Winnipeg, Manitoba
Winnipeg Arena
August 24, 2002

[Brian Doyle]

Review by Brian Doyle

I am going to start by adding some comments regarding the Omaha, Sioux
Falls, and Fargo shows prior to tonight's show. Each one of them had a
familar feel, but a nice touch added to each by pulling out some pleasant
surprises on each occasion. I also confess that I had missed the "Water
Connection" from Sioux Falls when Bob played three consecutive songs with
a sort of water based theme. A wise sage later pointed this out to me and
I certainly came to appreciate that later. If I confuse you, refer to the
setlist, and you will see exactly what I describe. The tour as I caught it
was certainly worth the drive from Denver. I arrived in Manitoba within
hours after leaving Fargo,(I spent the night at the  rest stop just before
the border if that counts against me) it was a fairly easy drive. I had
been sweating crossing the border as I had two of my dogs with me this
time. I usually just bring my sidekick "Candy", but her sister "Spring"
cried so badly when I left Denver that I was forced to comply with her
demands. You know dogs train people, not the other way around. Anyway, I
crossed without incident, and must share the comments that the border
Customs officer and I exchanged. He was a sort of burly looking guy, and
sure took his job seriously. I didn't think any jokes would have flown
this morning and was glad I kept to business. He asked me what I was doing
and I said I was going to see Bob Dylan that night in Winnipeg. He said
"You must have a lot of money to come clear up here for that". I said
"It's not too expensive, it's like a vacation". Geez, I forgot to tell him
that I went the economy route all the time, though I did have to fork out
for a rental car with A/C lest my dogs fry in all the sun I encountered.
That was a good idea as it turned out. I sure appreciate the folks at the
various rest stops, and to all the people who helped me with water and
such for my two creatures of God I mention here. I did travel through some
real downpours coming out of Omaha, and severe fog coming to Fargo, but,
at last, I was here in Canada. Winnipeg is only the third or fourth city I
have ever been to here. Frankly, it is also the most boring. It reminds me
of small town gone bad, but I do admit they seem to be intent on improving
it. It's a city without much rhyme or reason, and traffic seems like it
could become a problem here. (like Denver doesn't suck either right?) I
found the venue right away, the Winnipeg Arena, and luckily there was free
covered parking right across the street at the mall and movie theatre. I
spent the day there, and even got a little nap. It was time to enter the
show and find my place among the crowds. The people were sure a quiet
bunch, and later that proved even more true. The arena itself is a hockey
arena, and didn't seem really well suited for a concert. Security seemed
very tight, and the ushers were making people sit in their assigned seats.

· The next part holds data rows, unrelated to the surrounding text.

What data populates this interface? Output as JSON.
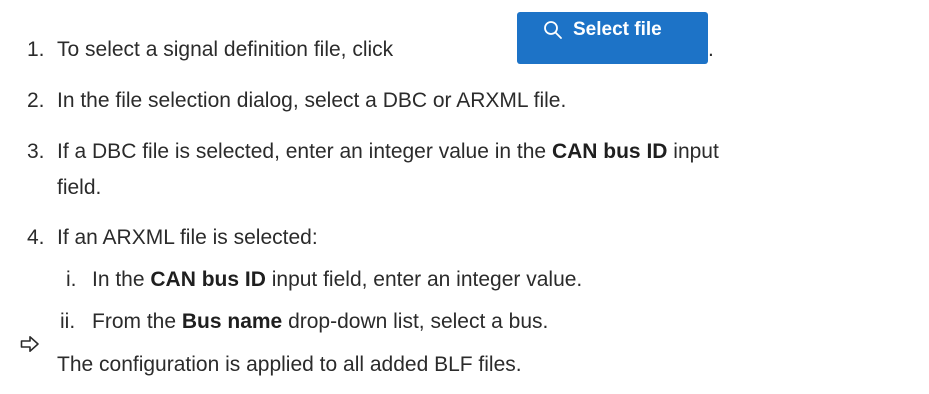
{
  "steps": [
    {
      "number": "1.",
      "text_before": "To select a signal definition file, click",
      "text_after": "."
    },
    {
      "number": "2.",
      "text": "In the file selection dialog, select a DBC or ARXML file."
    },
    {
      "number": "3.",
      "text_before": "If a DBC file is selected, enter an integer value in the ",
      "bold": "CAN bus ID",
      "text_after": " input",
      "continuation": "field."
    },
    {
      "number": "4.",
      "text": "If an ARXML file is selected:"
    }
  ],
  "substeps": [
    {
      "number": "i.",
      "text_before": "In the ",
      "bold": "CAN bus ID",
      "text_after": " input field, enter an integer value."
    },
    {
      "number": "ii.",
      "text_before": "From the ",
      "bold": "Bus name",
      "text_after": " drop-down list, select a bus."
    }
  ],
  "result": {
    "icon": "result-arrow-icon",
    "text": "The configuration is applied to all added BLF files."
  },
  "select_button": {
    "label": "Select file",
    "icon": "search-icon",
    "color": "#1d73c7"
  }
}
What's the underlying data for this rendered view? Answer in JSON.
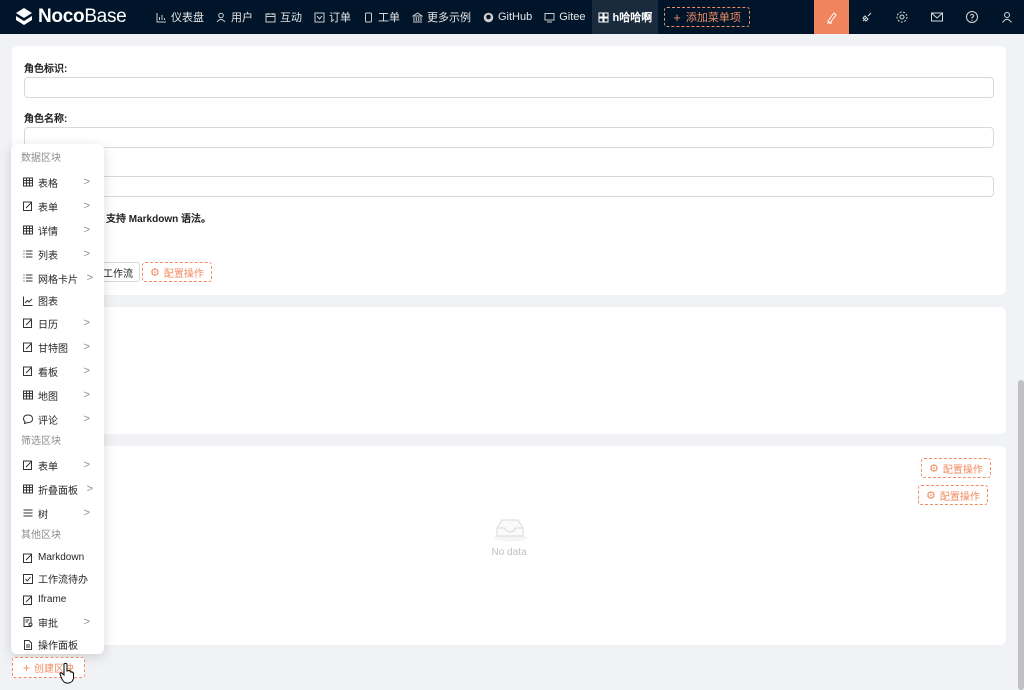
{
  "app": {
    "logo_text_a": "Noco",
    "logo_text_b": "Base",
    "nav": [
      {
        "label": "仪表盘",
        "icon": "bar-chart-icon"
      },
      {
        "label": "用户",
        "icon": "user-icon"
      },
      {
        "label": "互动",
        "icon": "calendar-icon"
      },
      {
        "label": "订单",
        "icon": "tag-icon"
      },
      {
        "label": "工单",
        "icon": "copy-icon"
      },
      {
        "label": "更多示例",
        "icon": "bank-icon"
      },
      {
        "label": "GitHub",
        "icon": "github-icon"
      },
      {
        "label": "Gitee",
        "icon": "monitor-icon"
      },
      {
        "label": "h哈哈啊",
        "icon": "grid-icon"
      }
    ],
    "add_menu_label": "添加菜单项",
    "accent": "#f0845e"
  },
  "form": {
    "role_id_label": "角色标识:",
    "role_name_label": "角色名称:",
    "markdown_hint": "示，支持 Markdown 语法。",
    "workflow_btn": "工作流",
    "config_action": "配置操作"
  },
  "table_block": {
    "config_action_1": "配置操作",
    "config_action_2": "配置操作",
    "empty": "No data"
  },
  "dropdown": {
    "group_data": "数据区块",
    "data_items": [
      {
        "label": "表格",
        "icon": "table-icon",
        "sub": true
      },
      {
        "label": "表单",
        "icon": "form-icon",
        "sub": true
      },
      {
        "label": "详情",
        "icon": "table-icon",
        "sub": true
      },
      {
        "label": "列表",
        "icon": "list-icon",
        "sub": true
      },
      {
        "label": "网格卡片",
        "icon": "list-icon",
        "sub": true
      },
      {
        "label": "图表",
        "icon": "line-chart-icon",
        "sub": false
      },
      {
        "label": "日历",
        "icon": "form-icon",
        "sub": true
      },
      {
        "label": "甘特图",
        "icon": "form-icon",
        "sub": true
      },
      {
        "label": "看板",
        "icon": "form-icon",
        "sub": true
      },
      {
        "label": "地图",
        "icon": "table-icon",
        "sub": true
      },
      {
        "label": "评论",
        "icon": "comment-icon",
        "sub": true
      }
    ],
    "group_filter": "筛选区块",
    "filter_items": [
      {
        "label": "表单",
        "icon": "form-icon",
        "sub": true
      },
      {
        "label": "折叠面板",
        "icon": "table-icon",
        "sub": true
      },
      {
        "label": "树",
        "icon": "menu-icon",
        "sub": true
      }
    ],
    "group_other": "其他区块",
    "other_items": [
      {
        "label": "Markdown",
        "icon": "form-icon",
        "sub": false
      },
      {
        "label": "工作流待办",
        "icon": "check-square-icon",
        "sub": false
      },
      {
        "label": "Iframe",
        "icon": "form-icon",
        "sub": false
      },
      {
        "label": "审批",
        "icon": "audit-icon",
        "sub": true
      },
      {
        "label": "操作面板",
        "icon": "file-icon",
        "sub": false
      }
    ]
  },
  "create_block": "创建区块"
}
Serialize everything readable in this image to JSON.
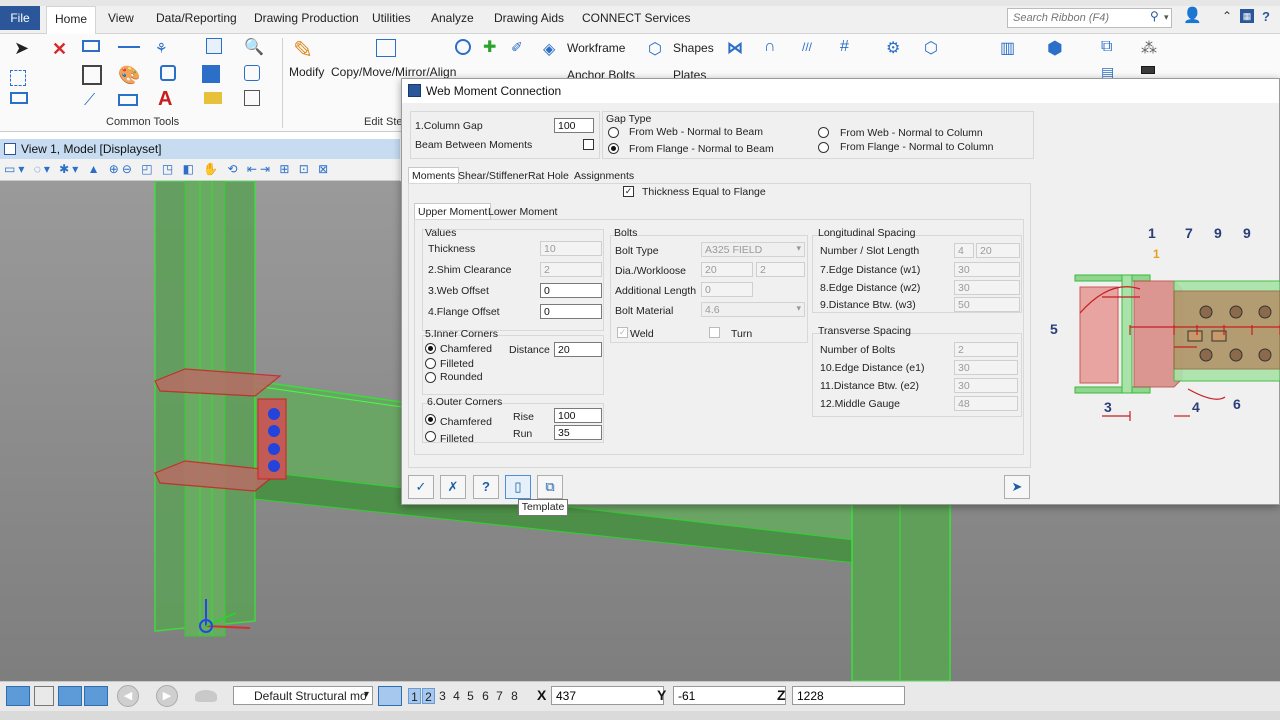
{
  "ribbon": {
    "tabs": [
      "File",
      "Home",
      "View",
      "Data/Reporting",
      "Drawing Production",
      "Utilities",
      "Analyze",
      "Drawing Aids",
      "CONNECT Services"
    ],
    "search_placeholder": "Search Ribbon (F4)",
    "groups": {
      "common_tools": "Common Tools",
      "edit": "Edit Ste",
      "modify": "Modify",
      "copy_move": "Copy/Move/Mirror/Align",
      "workframe": "Workframe",
      "anchor_bolts": "Anchor Bolts",
      "shapes": "Shapes",
      "plates": "Plates"
    }
  },
  "view": {
    "title": "View 1, Model [Displayset]"
  },
  "status": {
    "model": "Default Structural mo",
    "view_numbers": [
      "1",
      "2",
      "3",
      "4",
      "5",
      "6",
      "7",
      "8"
    ],
    "x_label": "X",
    "x_value": "437",
    "y_label": "Y",
    "y_value": "-61",
    "z_label": "Z",
    "z_value": "1228"
  },
  "dialog": {
    "title": "Web Moment Connection",
    "column_gap_label": "1.Column Gap",
    "column_gap_value": "100",
    "beam_between_label": "Beam Between Moments",
    "gap_type": {
      "legend": "Gap Type",
      "options": [
        "From Web - Normal to Beam",
        "From Flange - Normal to Beam",
        "From Web - Normal to Column",
        "From Flange - Normal to Column"
      ],
      "selected": "From Flange - Normal to Beam"
    },
    "tabs": [
      "Moments",
      "Shear/Stiffener",
      "Rat Hole",
      "Assignments"
    ],
    "thickness_equal": "Thickness Equal to Flange",
    "subtabs": [
      "Upper Moment",
      "Lower Moment"
    ],
    "values": {
      "legend": "Values",
      "thickness_label": "Thickness",
      "thickness_value": "10",
      "shim_label": "2.Shim Clearance",
      "shim_value": "2",
      "web_offset_label": "3.Web Offset",
      "web_offset_value": "0",
      "flange_offset_label": "4.Flange Offset",
      "flange_offset_value": "0"
    },
    "inner_corners": {
      "legend": "5.Inner Corners",
      "options": [
        "Chamfered",
        "Filleted",
        "Rounded"
      ],
      "selected": "Chamfered",
      "distance_label": "Distance",
      "distance_value": "20"
    },
    "outer_corners": {
      "legend": "6.Outer Corners",
      "options": [
        "Chamfered",
        "Filleted"
      ],
      "selected": "Chamfered",
      "rise_label": "Rise",
      "rise_value": "100",
      "run_label": "Run",
      "run_value": "35"
    },
    "bolts": {
      "legend": "Bolts",
      "type_label": "Bolt Type",
      "type_value": "A325 FIELD",
      "dia_label": "Dia./Workloose",
      "dia_value": "20",
      "workloose_value": "2",
      "addl_label": "Additional Length",
      "addl_value": "0",
      "material_label": "Bolt Material",
      "material_value": "4.6",
      "weld_label": "Weld",
      "turn_label": "Turn"
    },
    "longitudinal": {
      "legend": "Longitudinal Spacing",
      "number_label": "Number / Slot Length",
      "number_value": "4",
      "slot_value": "20",
      "edge_w1_label": "7.Edge Distance (w1)",
      "edge_w1_value": "30",
      "edge_w2_label": "8.Edge Distance (w2)",
      "edge_w2_value": "30",
      "dist_w3_label": "9.Distance Btw. (w3)",
      "dist_w3_value": "50"
    },
    "transverse": {
      "legend": "Transverse Spacing",
      "num_bolts_label": "Number of Bolts",
      "num_bolts_value": "2",
      "edge_e1_label": "10.Edge Distance (e1)",
      "edge_e1_value": "30",
      "dist_e2_label": "11.Distance Btw. (e2)",
      "dist_e2_value": "30",
      "middle_gauge_label": "12.Middle Gauge",
      "middle_gauge_value": "48"
    },
    "tooltip": "Template",
    "diagram_labels": [
      "1",
      "7",
      "9",
      "9",
      "1",
      "5",
      "3",
      "4",
      "6"
    ]
  }
}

It was quite late into the show before they allowed the rail area to fill
in. I know that made some people happy. Baron was right up glaring at
everyone, but he's cool, just doing his job. I wonder if he can play
hockey? Probably could have signed a contract right then and there. Al
began again with it seems the now standard introduction. I really like it,
especially the lines about substance abuse and emerging to find Jesus. I
am sure that is not exactly a "put on" like alot have dismissed it. Every
night Bob is preaching the word, it's just that he does it in a more
subtle manner these days. I do shake my head and wonder sometimes about
some of the people who show up for these shows. They either had free
tickets or the cows milk ran dry and they had nothing better to do. It
would be nice to know at least one song from an artist you plan to attend.

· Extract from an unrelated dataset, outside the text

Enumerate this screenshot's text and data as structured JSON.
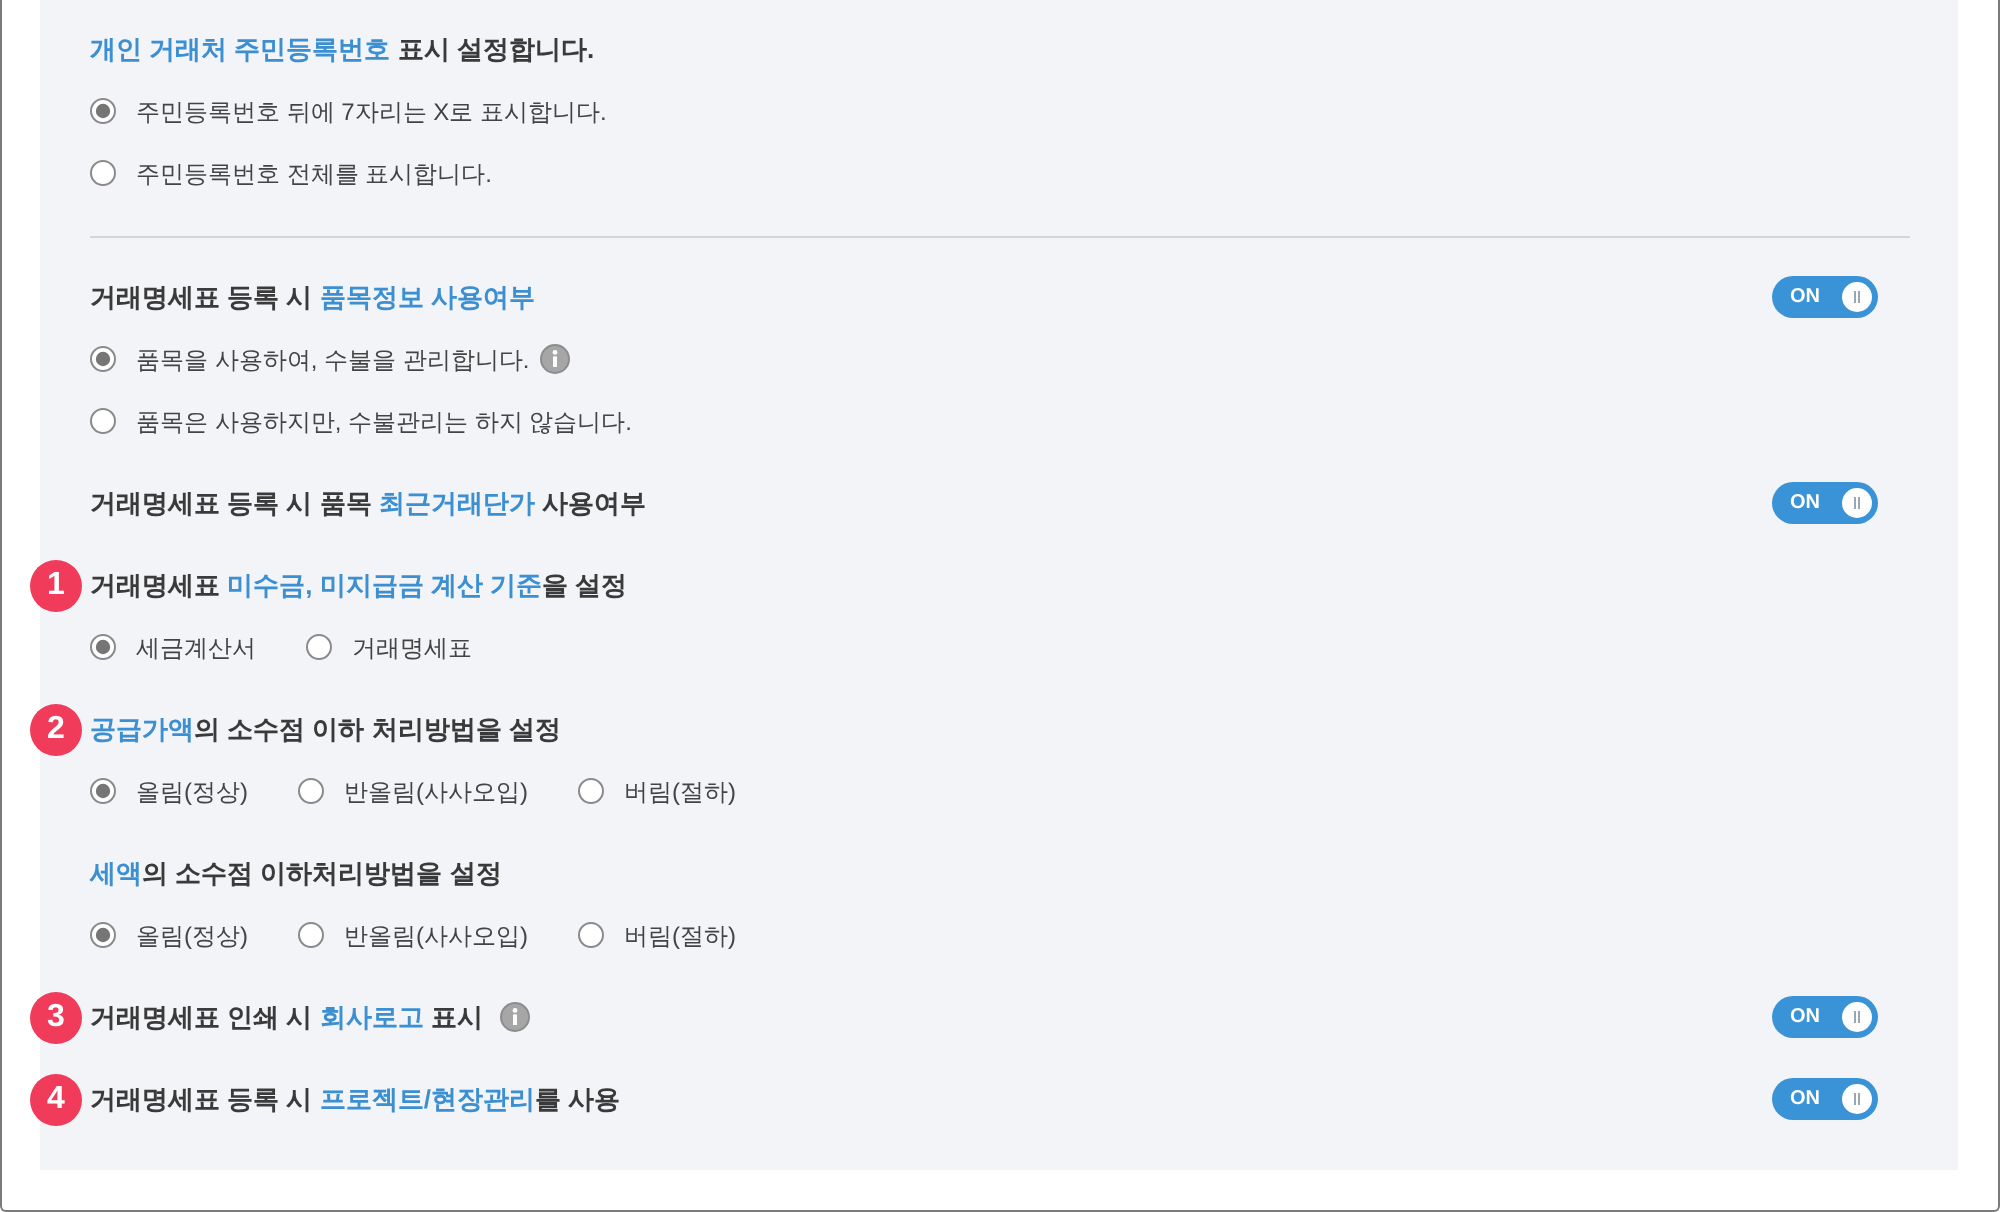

The beer hawkers love them though, so I guess it makes it all work out.
Tonight's crowd was altogether different though. It was a bunch of people
who had obviously never been to a Dylan concert and I found that
refreshing. No obnoxious drunks, just ordinary folks having a good time.
They are the people that Bob talks about that he's not playing for the
people in the front, but the ones in the back who have never heard him.

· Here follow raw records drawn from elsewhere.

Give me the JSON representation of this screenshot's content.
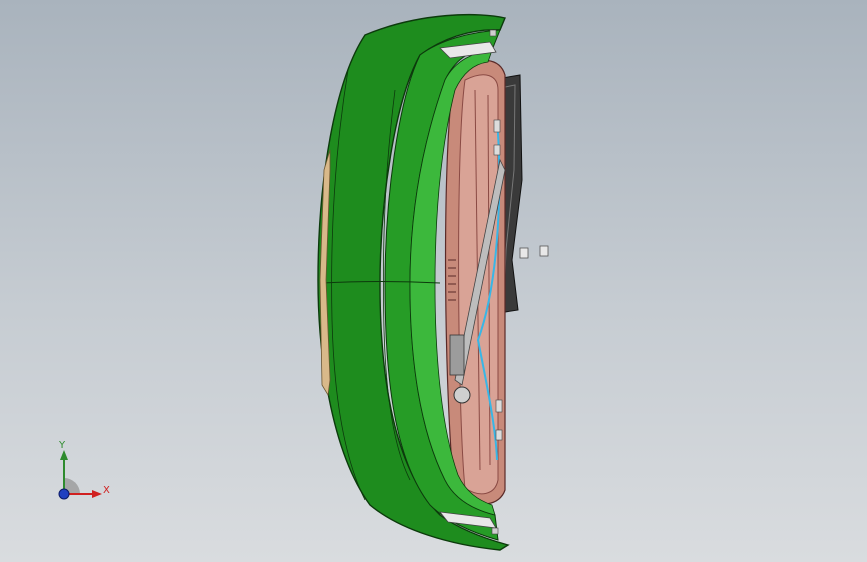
{
  "viewport": {
    "background_top": "#a9b3bd",
    "background_bottom": "#d9dcdf"
  },
  "model": {
    "part_colors": {
      "bumper_shell": "#1e8c1e",
      "bumper_highlight": "#3cb83c",
      "inner_frame": "#c88a7a",
      "inner_frame_dark": "#8a4a44",
      "grille_bracket": "#3a3a3a",
      "edge_trim": "#d9b98a",
      "accent_cyan": "#38b6e6"
    }
  },
  "triad": {
    "y_label": "Y",
    "x_label": "X",
    "y_color": "#2e8b2e",
    "x_color": "#d02020",
    "z_color": "#2040c0"
  }
}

Tonight they were everywhere though, amazing and polite. They actually sat
through the whole show and admonished others who did feel the compulsion
to stand from time to time, but, again, in a polite and not hollering
method. Dylan and the boys began with "I am the Man, Thomas", a pleasing
rendition, but again I wonder sometimes if people know what that song is
all about. It's a carefully selected tune, and one that I had hoped he
would play tonight. The show moved along with pretty standard fare, all
delivered in his special and professional methods. His phrasing was on
tonight and the Band is as tight as ever. George is now at home, and even
Bob seems appreciative of his new sound. In slot six tonight out came a
very sweet "Your'e a Big Girl now, and Larry backed it nicely with his
pedal steel that seemed to me anyway, a bit more out on front tonight,
closer to the rail. Was I correct here, I was about 14 rows back? This was
followed by another fine "You ain't going nowhere" and Bob blasted a
little bit on the harmonica, and then set it up perfectly for "Honest with
me". "Cold Irons Bound" is growing on me more each time I hear it, I
really think the live version he is doing now is greatly improved.
"Tangled up in blue" has been very hot this whole tour, and no exception
here tonight. I am sort of tiring of the "Rainy Day Woman" song as his
last before the break, although the intros for each member of this great
band has been a welcome extended version. This is a great band, and they
feed from each other like vampires, sucking the souls from the very songs
they deliver night after night. It's quite an accomplishment to pull off,
and have FUN doing it. Soon, the Band has departed, a glare from each,
perhaps a smile. They retreat, and then venture to the stage to offer up
the classics that make Bob, well, Bob. I still shiver when I close my eyes
and listen to "Blowing in the Wind", and realize that the answer will
always be out there, just out of reach, until this world disappears. The
show is over, and I hear a younger kid say to his friend, "This might be
the best concert I have ever been to", his friend agrees, but throws in a
"But, that Paul McCartney show was sure good". I had a warm feeling
leaving tonight, even though I had to drive straight back to Denver. Bob
really does play for those kids, and for the addicts alike. I had heard a
very amusing line from a guy in Sioux Falls a couple nights back. A fellow
to my right towards the end yelled out "Everything is Broken", and a guy
in front of me who had obviously been enjoying the fermented beverages way
to much, sort of staggered, and said " No it's not, it sounds good". You
had to be there I guess. I enjoyed meeting "Patrick" who had followed this
Summer tour from the start, and it's great to see the caravan of fans who
never tire of the Never ending Tour. To the "LADY with BLUE VAN", I
thought more of our conversation. You are 100% right, we all have our
reasons, and what ever those dreams, or feelings, or thoughts are, they
make sense when we follow the paths of our own hearts. I look forward to
Grand Junction and Aspen, more in my backyard, and what a site that will
be to witness Bob at his first appearance in Aspen. So, God bless all of
you, and God bless you Bob Dylan. You Are the MAN.